I am coming out of the Easter Season with a clearer understanding of a spiritual issue I have been struggling with.  Although I accept the trials God puts in front of me, I do find myself having an expectation of there being a light at the end of the tunnel.  That light symbolizes to me a relief from the difficulties I have been living with.  Not only do I wish for a relief from my struggles, but I would love to find a reward waiting for me once I have finished walking through this dark valley.  I know, the reward is waiting for me in Heaven, but that isn't the reward I am talking about.

For me, I find myself coping with my problems by hoping for a better future.  I've gotten so I can trust God with the things that cause me stress, I can accept the problems I have to deal with, I know there is a greater reason for my struggles.  What I'm not good at is having acceptance of dealing with any struggle that will affect me for the length of my life.  I always view my problems as a temporary issue.  I don't allow myself to entertain the thought that I will be suffering from severe trials ten years from now.

The fact is, God hasn't promised us a life without struggles.  Honestly, when I allow myself a WORLD VIEW, I realized my problems are trivial compared to the millions of individuals living in 3rd world countries.

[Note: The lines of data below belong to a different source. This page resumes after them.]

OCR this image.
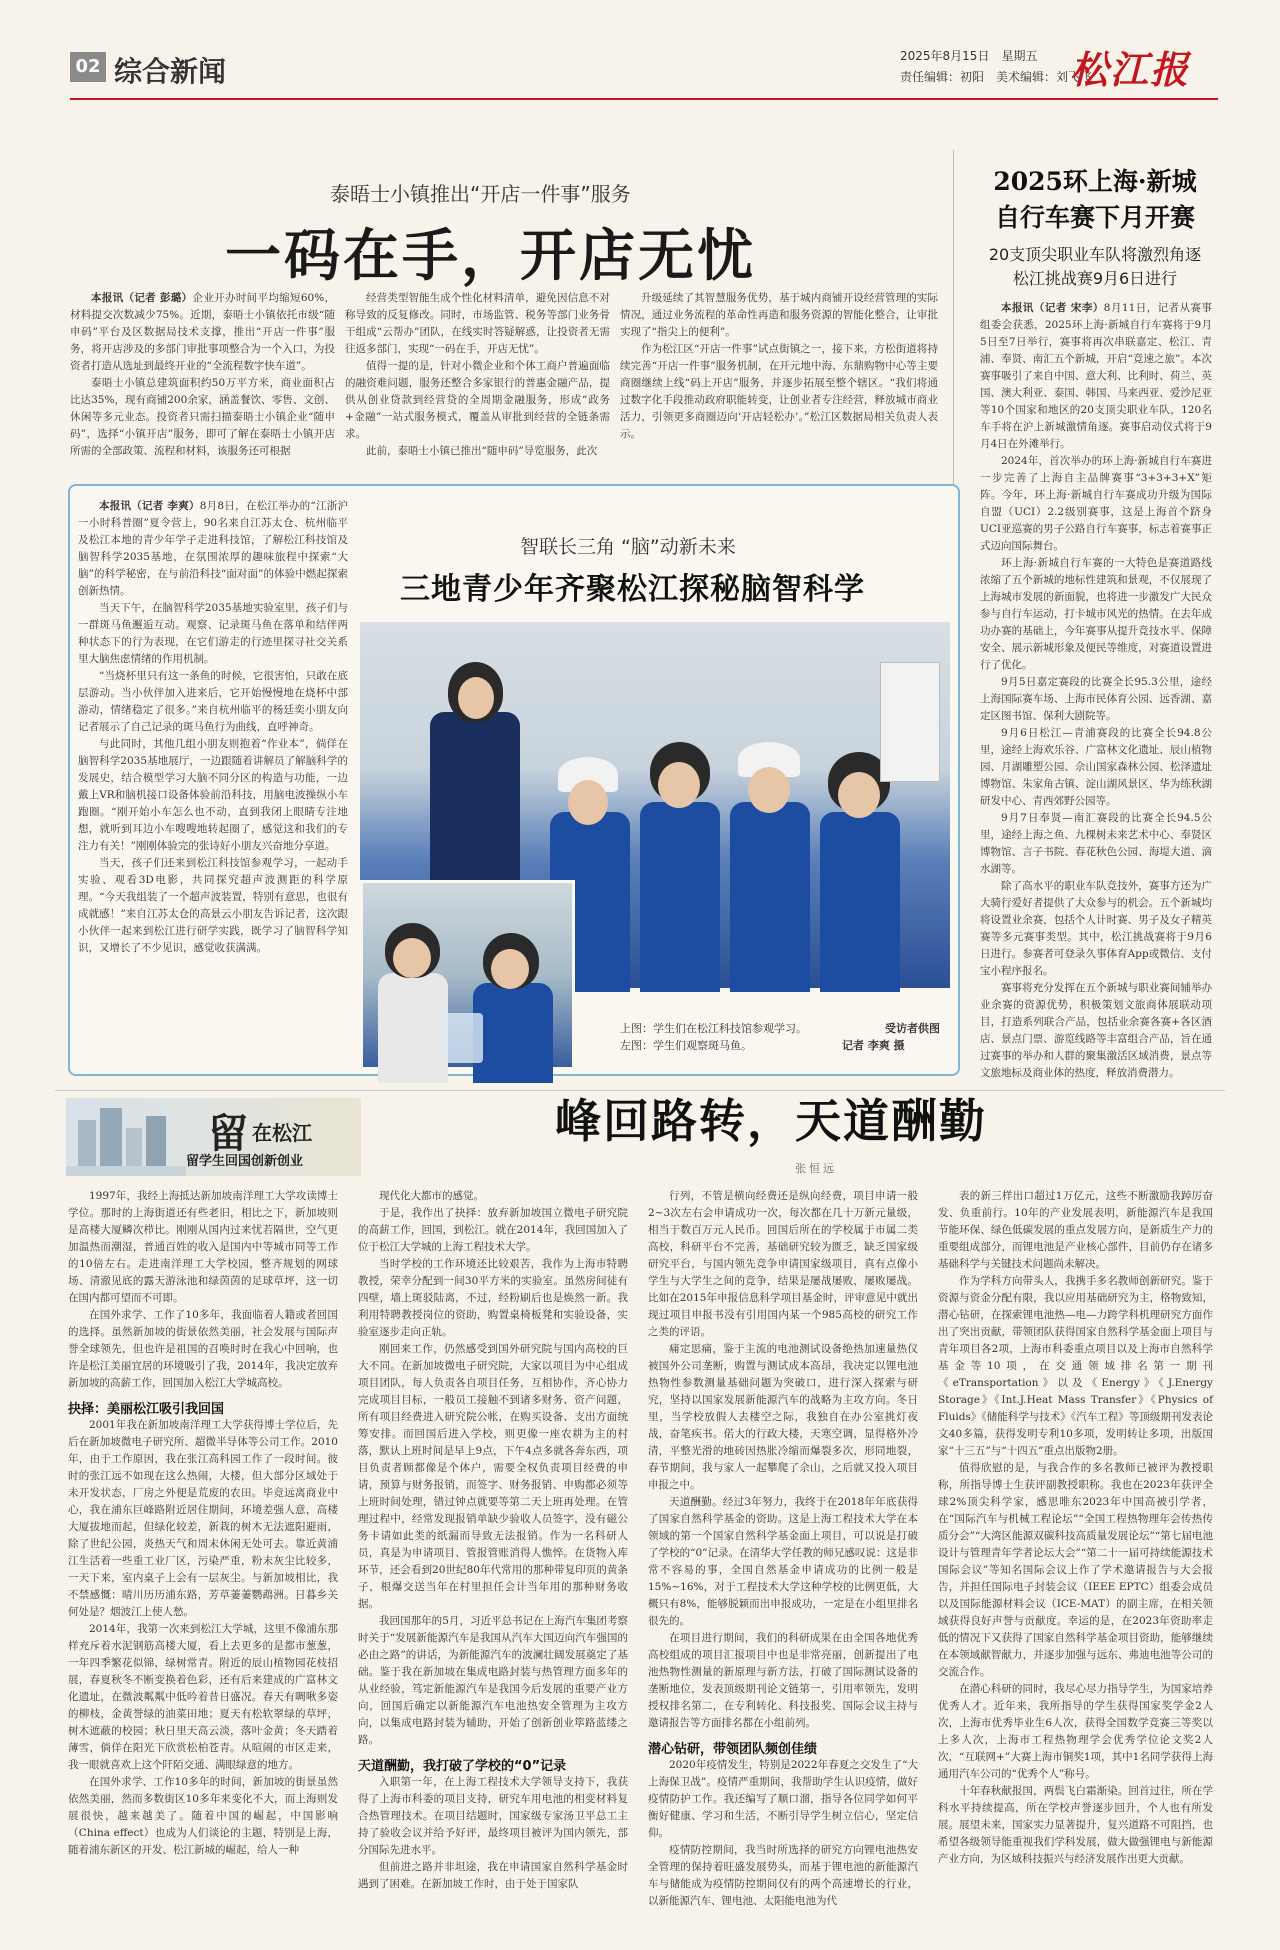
02 综合新闻	2025年8月15日　星期五
责任编辑：初阳　美术编辑：刘飞飞
松江报
泰晤士小镇推出“开店一件事”服务
一码在手，开店无忧

本报讯（记者 彭璐）企业开办时间平均缩短60%，材料提交次数减少75%。近期，泰晤士小镇依托市级“随申码”平台及区数据局技术支撑，推出“开店一件事”服务，将开店涉及的多部门审批事项整合为一个入口，为投资者打造从选址到最终开业的“全流程数字快车道”。

泰晤士小镇总建筑面积约50万平方米，商业面积占比达35%，现有商铺200余家，涵盖餐饮、零售、文创、休闲等多元业态。投资者只需扫描泰晤士小镇企业“随申码”，选择“小镇开店”服务，即可了解在泰晤士小镇开店所需的全部政策、流程和材料，该服务还可根据

经营类型智能生成个性化材料清单，避免因信息不对称导致的反复修改。同时，市场监管、税务等部门业务骨干组成“云帮办”团队，在线实时答疑解惑，让投资者无需往返多部门，实现“一码在手，开店无忧”。

值得一提的是，针对小微企业和个体工商户普遍面临的融资难问题，服务还整合多家银行的普惠金融产品，提供从创业贷款到经营贷的全周期金融服务，形成“政务+金融”一站式服务模式，覆盖从审批到经营的全链条需求。

此前，泰晤士小镇已推出“随申码”导览服务，此次

升级延续了其智慧服务优势，基于城内商铺开设经营管理的实际情况，通过业务流程的革命性再造和服务资源的智能化整合，让审批实现了“指尖上的便利”。

作为松江区“开店一件事”试点街镇之一，接下来，方松街道将持续完善“开店一件事”服务机制，在开元地中海、东鼎购物中心等主要商圈继续上线“码上开店”服务，并逐步拓展至整个辖区。“我们将通过数字化手段推动政府职能转变，让创业者专注经营，释放城市商业活力，引领更多商圈迈向‘开店轻松办’。”松江区数据局相关负责人表示。

2025环上海·新城
自行车赛下月开赛
20支顶尖职业车队将激烈角逐
松江挑战赛9月6日进行

本报讯（记者 宋李）8月11日，记者从赛事组委会获悉，2025环上海·新城自行车赛将于9月5日至7日举行，赛事将再次串联嘉定、松江、青浦、奉贤、南汇五个新城，开启“竞速之旅”。本次赛事吸引了来自中国、意大利、比利时、荷兰、英国、澳大利亚、泰国、韩国、马来西亚、爱沙尼亚等10个国家和地区的20支顶尖职业车队，120名车手将在沪上新城激情角逐。赛事启动仪式将于9月4日在外滩举行。

2024年，首次举办的环上海·新城自行车赛进一步完善了上海自主品牌赛事“3+3+3+X”矩阵。今年，环上海·新城自行车赛成功升级为国际自盟（UCI）2.2级别赛事，这是上海首个跻身UCI亚巡赛的男子公路自行车赛事，标志着赛事正式迈向国际舞台。

环上海·新城自行车赛的一大特色是赛道路线浓缩了五个新城的地标性建筑和景观，不仅展现了上海城市发展的新面貌，也将进一步激发广大民众参与自行车运动，打卡城市风光的热情。在去年成功办赛的基础上，今年赛事从提升竞技水平、保障安全、展示新城形象及便民等维度，对赛道设置进行了优化。

9月5日嘉定赛段的比赛全长95.3公里，途经上海国际赛车场、上海市民体育公园、远香湖、嘉定区图书馆、保利大剧院等。

9月6日松江—青浦赛段的比赛全长94.8公里，途经上海欢乐谷、广富林文化遗址、辰山植物园、月湖雕塑公园、佘山国家森林公园、松泽遗址博物馆、朱家角古镇、淀山湖风景区、华为练秋湖研发中心、青西郊野公园等。

9月7日奉贤—南汇赛段的比赛全长94.5公里，途经上海之鱼、九棵树未来艺术中心、奉贤区博物馆、言子书院、春花秋色公园、海堤大道、滴水湖等。

除了高水平的职业车队竞技外，赛事方还为广大骑行爱好者提供了大众参与的机会。五个新城均将设置业余赛，包括个人计时赛、男子及女子精英赛等多元赛事类型。其中，松江挑战赛将于9月6日进行。参赛者可登录久事体育App或微信、支付宝小程序报名。

赛事将充分发挥在五个新城与职业赛间辅举办业余赛的资源优势，积极策划文旅商体展联动项目，打造系列联合产品，包括业余赛各赛+各区酒店、景点门票、游览线路等丰富组合产品，旨在通过赛事的举办和人群的聚集激活区域消费，景点等文旅地标及商业体的热度，释放消费潜力。

本报讯（记者 李爽）8月8日，在松江举办的“江浙沪一小时科普圈”夏令营上，90名来自江苏太仓、杭州临平及松江本地的青少年学子走进科技馆，了解松江科技馆及脑智科学2035基地，在氛围浓厚的趣味旅程中探索“大脑”的科学秘密，在与前沿科技“面对面”的体验中燃起探索创新热情。

当天下午，在脑智科学2035基地实验室里，孩子们与一群斑马鱼邂逅互动。观察、记录斑马鱼在落单和结伴两种状态下的行为表现，在它们游走的行迹里探寻社交关系里大脑焦虑情绪的作用机制。

“当烧杯里只有这一条鱼的时候，它很害怕，只敢在底层游动。当小伙伴加入进来后，它开始慢慢地在烧杯中部游动，情绪稳定了很多。”来自杭州临平的杨廷奕小朋友向记者展示了自己记录的斑马鱼行为曲线，直呼神奇。

与此同时，其他几组小朋友则抱着“作业本”，倘佯在脑智科学2035基地展厅，一边跟随着讲解员了解脑科学的发展史，结合模型学习大脑不同分区的构造与功能，一边戴上VR和脑机接口设备体验前沿科技，用脑电波操纵小车跑圈。“刚开始小车怎么也不动，直到我闭上眼睛专注地想，就听到耳边小车嗖嗖地转起圈了，感觉这和我们的专注力有关！”刚刚体验完的张诗好小朋友兴奋地分享道。

当天，孩子们还来到松江科技馆参观学习，一起动手实验、观看3D电影，共同探究超声波测距的科学原理。“今天我组装了一个超声波装置，特别有意思，也很有成就感！”来自江苏太仓的高景云小朋友告诉记者，这次跟小伙伴一起来到松江进行研学实践，既学习了脑智科学知识，又增长了不少见识，感觉收获满满。

智联长三角 “脑”动新未来
三地青少年齐聚松江探秘脑智科学
上图：学生们在松江科技馆参观学习。
左图：学生们观察斑马鱼。
受访者供图
记者 李爽 摄
留 在松江
留学生回国创新创业
峰回路转，天道酬勤
张恒远

1997年，我经上海抵达新加坡南洋理工大学攻读博士学位。那时的上海街道还有些老旧，相比之下，新加坡则是高楼大厦鳞次栉比。刚刚从国内过来忧若隔世，空气更加温热而潮湿，普通百姓的收入是国内中等城市同等工作的10倍左右。走进南洋理工大学校园，整齐规划的网球场、清澈见底的露天游泳池和绿茵茵的足球草坪，这一切在国内都可望而不可即。

在国外求学、工作了10多年，我面临着人籍或者回国的选择。虽然新加坡的街景依然美丽，社会发展与国际声誉全球领先，但也许是祖国的召唤时时在我心中回响，也许是松江美丽宜居的环境吸引了我，2014年，我决定放弃新加坡的高薪工作，回国加入松江大学城高校。

抉择：美丽松江吸引我回国

2001年我在新加坡南洋理工大学获得博士学位后，先后在新加坡微电子研究所、超微半导体等公司工作。2010年，由于工作原因，我在张江高科园工作了一段时间。彼时的张江远不如现在这么热闹，大楼，但大部分区域处于未开发状态，厂房之外便是荒废的农田。毕竟远离商业中心，我在浦东巨峰路附近居住期间，环境差强人意，高楼大厦拔地而起，但绿化较差，新栽的树木无法遮阳避雨，除了世纪公园，炎热天气和周末休闲无处可去。靠近黄浦江生活着一些重工业厂区，污染严重，粉末灰尘比较多，一天下来，室内桌子上会有一层灰尘。与新加坡相比，我不禁感慨：晴川历历浦东路，芳草萋萋鹦鹉洲。日暮乡关何处是？烟波江上使人愁。

2014年，我第一次来到松江大学城，这里不像浦东那样充斥着水泥钢筋高楼大厦，看上去更多的是都市葱葱，一年四季繁花似锦，绿树常青。附近的辰山植物园花枝招展，春夏秋冬不断变换着色彩，还有后来建成的广富林文化遗址，在微波粼粼中低吟着昔日盛况。春天有啁啾多姿的柳枝，金黄誉绿的油菜田地；夏天有松软翠绿的草坪，树木遮蔽的校园；秋日里天高云淡，落叶金黄；冬天踏着薄雪，倘佯在阳光下欣赏松柏苍青。从喧闹的市区走来，我一眼就喜欢上这个阡陌交通、满眼绿意的地方。

在国外求学、工作10多年的时间，新加坡的街景虽然依然美丽，然而多数街区10多年来变化不大，而上海则发展很快，越来越美了。随着中国的崛起，中国影响（China effect）也成为人们谈论的主题，特别是上海，随着浦东新区的开发、松江新城的崛起，给人一种

现代化大都市的感觉。

于是，我作出了抉择：放弃新加坡国立微电子研究院的高薪工作，回国，到松江。就在2014年，我回国加入了位于松江大学城的上海工程技术大学。

当时学校的工作环境还比较艰苦，我作为上海市特聘教授，荣幸分配到一间30平方米的实验室。虽然房间徒有四壁，墙上斑驳陆离，不过，经粉刷后也是焕然一新。我利用特聘教授岗位的资助，购置桌椅板凳和实验设备，实验室逐步走向正轨。

刚回来工作，仍然感受到国外研究院与国内高校的巨大不同。在新加坡微电子研究院，大家以项目为中心组成项目团队，每人负责各自项目任务，互相协作，齐心协力完成项目目标，一般员工接触不到诸多财务、资产问题，所有项目经费进入研究院公帐，在购买设备、支出方面统筹安排。而回国后进入学校，则更像一座农耕为主的村落，默认上班时间是早上9点，下午4点多就各奔东西，项目负责者顾都像是个体户，需要全权负责项目经费的申请，预算与财务报销，而签字、财务报销、申购都必须等上班时间处理，错过钟点就要等第二天上班再处理。在管理过程中，经常发现报销单缺少验收人员签字，没有磁公务卡请如此类的纸漏而导致无法报销。作为一名科研人员，真是为申请项目、管报管账消得人憔悴。在货物入库环节，还会看到20世纪80年代常用的那种带复印页的黄条子，根爆交送当年在村里担任会计当年用的那种财务收据。

我回国那年的5月，习近平总书记在上海汽车集团考察时关于“发展新能源汽车是我国从汽车大国迈向汽车强国的必由之路”的讲话，为新能源汽车的波澜壮阔发展奠定了基础。鉴于我在新加坡在集成电路封装与热管理方面多年的从业经验，笃定新能源汽车是我国今后发展的重要产业方向，回国后确定以新能源汽车电池热安全管理为主攻方向，以集成电路封装为辅助，开始了创新创业筚路蓝缕之路。

天道酬勤，我打破了学校的“0”记录

入职第一年，在上海工程技术大学领导支持下，我获得了上海市科委的项目支持，研究车用电池的相变材料复合热管理技术。在项目结题时，国家级专家汤卫平总工主持了验收会议并给予好评，最终项目被评为国内领先，部分国际先进水平。

但前进之路并非坦途，我在申请国家自然科学基金时遇到了困难。在新加坡工作时，由于处于国家队

行列，不管是横向经费还是纵向经费，项目申请一般2~3次左右会申请成功一次，每次都在几十万新元量级，相当于数百万元人民币。回国后所在的学校属于市属二类高校，科研平台不完善，基础研究较为匮乏，缺乏国家级研究平台，与国内领先竞争申请国家级项目，真有点像小学生与大学生之间的竞争，结果是屡战屡败，屡败屡战。比如在2015年申报信息科学项目基金时，评审意见中就出现过项目申报书没有引用国内某一个985高校的研究工作之类的评语。

痛定思痛，鉴于主流的电池测试设备绝热加速量热仪被国外公司垄断，购置与测试成本高昂，我决定以锂电池热物性参数测量基础问题为突破口，进行深入探索与研究，坚持以国家发展新能源汽车的战略为主攻方向。冬日里，当学校放假人去楼空之际，我独自在办公室挑灯夜战，奋笔疾书。偌大的行政大楼，天寒空调，显得格外冷清，平整光滑的地砖因热胀冷缩而爆裂多次，形同地裂，春节期间，我与家人一起攀爬了佘山，之后就又投入项目申报之中。

天道酬勤。经过3年努力，我终于在2018年年底获得了国家自然科学基金的资助。这是上海工程技术大学在本领域的第一个国家自然科学基金面上项目，可以说是打破了学校的“0”记录。在清华大学任教的师兄感叹说：这是非常不容易的事，全国自然基金申请成功的比例一般是15%~16%，对于工程技术大学这种学校的比例更低，大概只有8%，能够脱颖而出申报成功，一定是在小组里排名很先的。

在项目进行期间，我们的科研成果在由全国各地优秀高校组成的项目汇报项目中也是非常亮丽，创新提出了电池热物性测量的新原理与新方法，打破了国际测试设备的垄断地位，发表顶级期刊论文链第一，引用率领先，发明授权排名第二，在专利转化、科技报奖、国际会议主持与邀请报告等方面排名都在小组前列。

潜心钻研，带领团队频创佳绩

2020年疫情发生，特别是2022年春夏之交发生了“大上海保卫战”。疫情严重期间，我帮助学生认识疫情，做好疫情防护工作。我还编写了顺口溜，指导各位同学如何平衡好健康、学习和生活，不断引导学生树立信心，坚定信仰。

疫情防控期间，我当时所选择的研究方向锂电池热安全管理的保持着旺盛发展势头，而基于锂电池的新能源汽车与储能成为疫情防控期间仅有的两个高速增长的行业，以新能源汽车、锂电池、太阳能电池为代

表的新三样出口超过1万亿元，这些不断激励我踔厉奋发、负重前行。10年的产业发展表明，新能源汽车是我国节能环保、绿色低碳发展的重点发展方向，是新质生产力的重要组成部分，而锂电池是产业核心部件，目前仍存在诸多基础科学与关键技术问题尚未解决。

作为学科方向带头人，我携手多名教师创新研究。鉴于资源与资金分配有限，我以应用基础研究为主，格物致知，潜心钻研，在探索锂电池热—电—力跨学科机理研究方面作出了突出贡献，带领团队获得国家自然科学基金面上项目与青年项目各2项，上海市科委重点项目以及上海市自然科学基金等10项，在交通领域排名第一期刊《eTransportation》以及《Energy》《J.Energy Storage》《Int.J.Heat Mass Transfer》《Physics of Fluids》《储能科学与技术》《汽车工程》等顶级期刊发表论文40多篇，获得发明专利10多项，发明转让多项，出版国家“十三五”与“十四五”重点出版物2册。

值得欣慰的是，与我合作的多名教师已被评为教授职称，所指导博士生获评副教授职称。我也在2023年获评全球2%顶尖科学家，感思唯东2023年中国高被引学者，在“国际汽车与机械工程论坛”“全国工程热物理年会传热传质分会”“大湾区能源双碳科技高质量发展论坛”“第七届电池设计与管理青年学者论坛大会”“第二十一届可持续能源技术国际会议”等知名国际会议上作了学术邀请报告与大会报告，并担任国际电子封装会议（IEEE EPTC）组委会成员以及国际能源材料会议（ICE-MAT）的副主席，在相关领域获得良好声誉与贡献度。幸运的是，在2023年资助率走低的情况下又获得了国家自然科学基金项目资助，能够继续在本领域献智献力，并逐步加强与远东、弗迪电池等公司的交流合作。

在潜心科研的同时，我尽心尽力指导学生，为国家培养优秀人才。近年来，我所指导的学生获得国家奖学金2人次，上海市优秀毕业生6人次，获得全国数学竞赛三等奖以上多人次，上海市工程热物理学会优秀学位论文奖2人次，“互联网+”大赛上海市铜奖1项，其中1名同学获得上海通用汽车公司的“优秀个人”称号。

十年春秋献报国，两鬓飞白霜渐染。回首过往，所在学科水平持续提高，所在学校声誉逐步回升，个人也有所发展。展望未来，国家实力显著提升，复兴道路不可阻挡，也希望各级领导能重视我们学科发展，做大做强锂电与新能源产业方向，为区域科技振兴与经济发展作出更大贡献。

Any frustration I feel over the amount of difficulties I have had to endure is selfish when I look at my difficulties in comparison to others.



I have often felt I had PTSD when it came to trials.  I have had my fair share.  I also have an understanding and commitment that my life isn't mine, but it's Gods.    As weary as I am from my life, I wouldn't trade it because God has designed me for a specific purpose and I do intend to live out my purpose, even if its hard.



So, the struggle I have had is knowing how to pray.  I know I am suppose to pray with faith God can answer.  I know I am suppose to lay my burdens at his feet and He will handle them.  I know these things, but I also know that God may not be ready to rescue me from my struggles.  I think I'm worried that if I prayed for God to "fix things", I would be angry if He didn't answer as I hoped, or worried that my attitude would change and my willingness to live for God, even when its hard, would leave me.

The answer is really very simple.  Today I was reading about when Jesus was betrayed.  His disciples pulled out swords and He chastised them.  He remind them He could call to God and have a legion of angels be sent.  He didn't do this, because what was to come next was part of God's perfect plan.  It somehow made me feel better to know that even Jesus had circumstances that He needed help with, and even though we know God was able to send help, it wasn't in God's plan to do so.  Jesus wasn't in this circumstance because of a bad decision, He had done nothing wrong to deserve it.  Jesus had also prayed and asked for a way out.  His asking didn't show a lack of willingness to go through a struggle, because in the end, he resigned His will to God's will.  I guess this gave me permission to ask for a way out of my trial, but also know that if God isn't changing my situation, it isn't because I have done something wrong, or because there is some puzzle I have to figure out first.

And really, I can say, "why me?" .  The truth is, "Why not me?".